Thema: Deutsches Reich 909/910 SA/SS: Michel streicht die Briefnotierungen
umdhlebe Am: 25.01.2020 12:50:23 Gelesen: 134415# 252@  
@ hajo22 [#245]

Ich weiß das, weil ich mich als Historiker damit beschäftigt habe.

Die Mitnahme von Vorlagekartons aus der Staatsdruckerei in Wien war bis zur endgültigen Eroberung der Stadt am 15. April 1945 auch nach deutschem Recht strengstens untersagt, und hinterher durch die Rechtsfolgen der Kapitulation ebenfalls.

Ab dem 13. April 1945 hatte die sowjetische Armee die Stadt weitestgehend unter Kontrolle, und am 27. April proklamierte Karl Renner die Wiedererrichtung der Republik Österreich, womit auch deren Rechsgrundsätze wieder eingeführt wurden. Zwischenzeitlich galt sowjetisches Kriegsrecht, das jede Form der Mitnahme untersagte (dokumentiert in den einschlägigen lokalen Proklamationen der Siegermacht). Am 4. und 9. Juli wurden die Abkommen zur Alliierten Kontrolle festgelegt, die bis 1955 galten. Somit gab es keinen einzelnen Tag, an dem die Mitnahme der Vorlagekartons aus der Staatsdruckertei Wiens legal gewesen wäre.

Wer Zweifel an diesen Behauptungen hat, kann gerne in den einschlägigen Publikationen von Manfred Rauchensteiner, Anna Elisabeth Rosmus, Stefan Karner, Barbara Stelzl-Marx und anderen nachlesen, oder sich in der Dauerausstellung "Republik und Diktatur" im Heeresgeschichtlichen Museum in Wien informieren.

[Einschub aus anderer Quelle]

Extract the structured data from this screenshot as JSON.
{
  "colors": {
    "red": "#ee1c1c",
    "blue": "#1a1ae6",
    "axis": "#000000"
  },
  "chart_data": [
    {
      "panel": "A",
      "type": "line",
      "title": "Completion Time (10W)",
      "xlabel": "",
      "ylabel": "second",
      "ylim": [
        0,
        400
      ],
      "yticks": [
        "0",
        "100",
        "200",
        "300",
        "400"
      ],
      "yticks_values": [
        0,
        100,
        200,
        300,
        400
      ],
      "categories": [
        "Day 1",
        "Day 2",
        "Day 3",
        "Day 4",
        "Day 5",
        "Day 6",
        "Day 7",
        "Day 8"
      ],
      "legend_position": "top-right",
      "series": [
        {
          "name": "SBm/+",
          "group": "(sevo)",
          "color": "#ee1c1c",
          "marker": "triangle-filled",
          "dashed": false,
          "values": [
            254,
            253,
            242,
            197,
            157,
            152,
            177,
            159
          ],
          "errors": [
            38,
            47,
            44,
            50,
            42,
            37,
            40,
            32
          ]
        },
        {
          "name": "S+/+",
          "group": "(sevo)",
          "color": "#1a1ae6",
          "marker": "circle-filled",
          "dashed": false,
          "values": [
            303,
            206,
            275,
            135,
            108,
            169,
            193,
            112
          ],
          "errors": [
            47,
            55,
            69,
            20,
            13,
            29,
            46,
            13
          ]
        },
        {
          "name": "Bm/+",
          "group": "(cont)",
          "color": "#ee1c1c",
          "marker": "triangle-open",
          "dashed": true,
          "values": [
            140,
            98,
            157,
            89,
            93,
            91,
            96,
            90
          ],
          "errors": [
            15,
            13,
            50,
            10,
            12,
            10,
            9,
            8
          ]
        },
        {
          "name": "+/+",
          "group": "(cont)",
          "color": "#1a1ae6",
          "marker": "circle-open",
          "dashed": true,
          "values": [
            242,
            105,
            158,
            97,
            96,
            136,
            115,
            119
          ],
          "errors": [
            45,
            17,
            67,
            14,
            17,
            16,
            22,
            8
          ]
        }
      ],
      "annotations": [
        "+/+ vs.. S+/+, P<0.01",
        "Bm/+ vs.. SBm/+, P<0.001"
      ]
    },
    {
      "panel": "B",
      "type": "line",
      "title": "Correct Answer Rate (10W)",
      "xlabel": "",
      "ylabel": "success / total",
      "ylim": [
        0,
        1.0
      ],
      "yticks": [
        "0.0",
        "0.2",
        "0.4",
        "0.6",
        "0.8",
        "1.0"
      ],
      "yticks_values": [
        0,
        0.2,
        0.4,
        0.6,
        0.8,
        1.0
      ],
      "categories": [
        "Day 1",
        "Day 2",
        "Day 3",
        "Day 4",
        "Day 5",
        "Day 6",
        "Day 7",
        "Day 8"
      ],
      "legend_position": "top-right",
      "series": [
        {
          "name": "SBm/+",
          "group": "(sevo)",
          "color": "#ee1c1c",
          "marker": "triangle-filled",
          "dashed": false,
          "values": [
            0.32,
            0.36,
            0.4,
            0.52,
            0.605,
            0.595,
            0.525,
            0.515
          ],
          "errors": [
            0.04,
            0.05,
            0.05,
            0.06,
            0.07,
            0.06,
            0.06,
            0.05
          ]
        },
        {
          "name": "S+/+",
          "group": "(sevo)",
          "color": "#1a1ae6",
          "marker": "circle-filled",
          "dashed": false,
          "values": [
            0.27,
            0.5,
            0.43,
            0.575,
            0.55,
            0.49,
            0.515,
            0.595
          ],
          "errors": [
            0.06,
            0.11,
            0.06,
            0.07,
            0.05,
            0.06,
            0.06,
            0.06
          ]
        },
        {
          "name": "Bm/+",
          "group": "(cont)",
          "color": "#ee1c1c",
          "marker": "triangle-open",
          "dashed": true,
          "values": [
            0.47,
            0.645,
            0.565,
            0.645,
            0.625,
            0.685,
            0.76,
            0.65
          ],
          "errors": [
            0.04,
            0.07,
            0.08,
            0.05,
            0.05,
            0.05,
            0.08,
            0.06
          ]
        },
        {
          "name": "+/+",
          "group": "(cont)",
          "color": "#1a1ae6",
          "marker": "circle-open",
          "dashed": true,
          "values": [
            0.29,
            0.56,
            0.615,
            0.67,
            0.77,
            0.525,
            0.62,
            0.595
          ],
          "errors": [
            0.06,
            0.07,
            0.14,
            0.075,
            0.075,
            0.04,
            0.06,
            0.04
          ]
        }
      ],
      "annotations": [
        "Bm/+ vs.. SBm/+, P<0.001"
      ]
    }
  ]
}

Philatelistisch heißt dies, dass es sich bei den Probedrucken Michel-Nr. X-IX um Makulatur handelt. Wie heißt es dazu so schön im Lexikon der Philatelie: Gestohlene Makulatur wird mitunter als 'seltene Abart' in den Handel gebracht, kann hin und wieder auch bei der Revision durchschlüpfen. (Gallert und Gruschke, Lexikon der Philatelie, 4. Auflage, S. 271)

Historische Erkenntnisse ergeben sich aus der methodologisch korrekten Auswertung aller vorhandenen historischen Materialien, so wie sie zum gegenwärtigen Stand der geschichtswissenschaftlichen Forschung bekannt sind. Augenzeugenberichte gehören zu den unzuverlässigsten historischen Quellen, die es gibt, weil jede Erinnerung in der Gegenwart erfolgt und die Vergangenheit verzerrt (siehe z.B. Erll, Kollektives Gedächtnis und Erinnerungskulturen, Stuttgart 2005). Zeitgenössische Dokumente, wie z.B. Rechtsvorschriften und Erlasse, Protokolle, Fotos etc. sind wesentlich wichtigere Grundlagen historischer Erkenntnis.

Im vorliegenden Fall ist die Plünderung der Wiener Staatsdruckerei ein historischer Fakt, weil lückenlos nachgewiesen werden kann, das es keinen Zeitpunkt gab, an dem die Mitnahme der Druckkartons erlaubt gewesen wäre. Daran könnte kein Augenzeugenbericht etwas ändern.

Solange niemand Belege vorweisen kann, die feststellen, dass in Wien ein Augenblick bestanden hat, in dem die Mitnahme von Druckkartons aus der Staatsdruckerei legal gewesen ist, handelt es sich um bei der Feststellung, dass Michel-Nr. X-XI illegale Makulaturware sind, die nach hohen Standards der Philatelie kein philatistisches Material darstellen, um einen wissenschaftlichen Fakt. Das es sich dabei um "morbide Machwerke" handelt, die mit einem "FALSCH"-Stempel versehen werden sollten, kennzeichne ich hiermit als meine persönliche Meinung.

Meine Meinung muss niemand teilen, und dass es Leute gibt, die niedrigere philatelistische Standards bevorzugen ist bekannt und ebenfalls erlaubt - das ändert allerdings an den wissenschaftlichen Fakten nichts.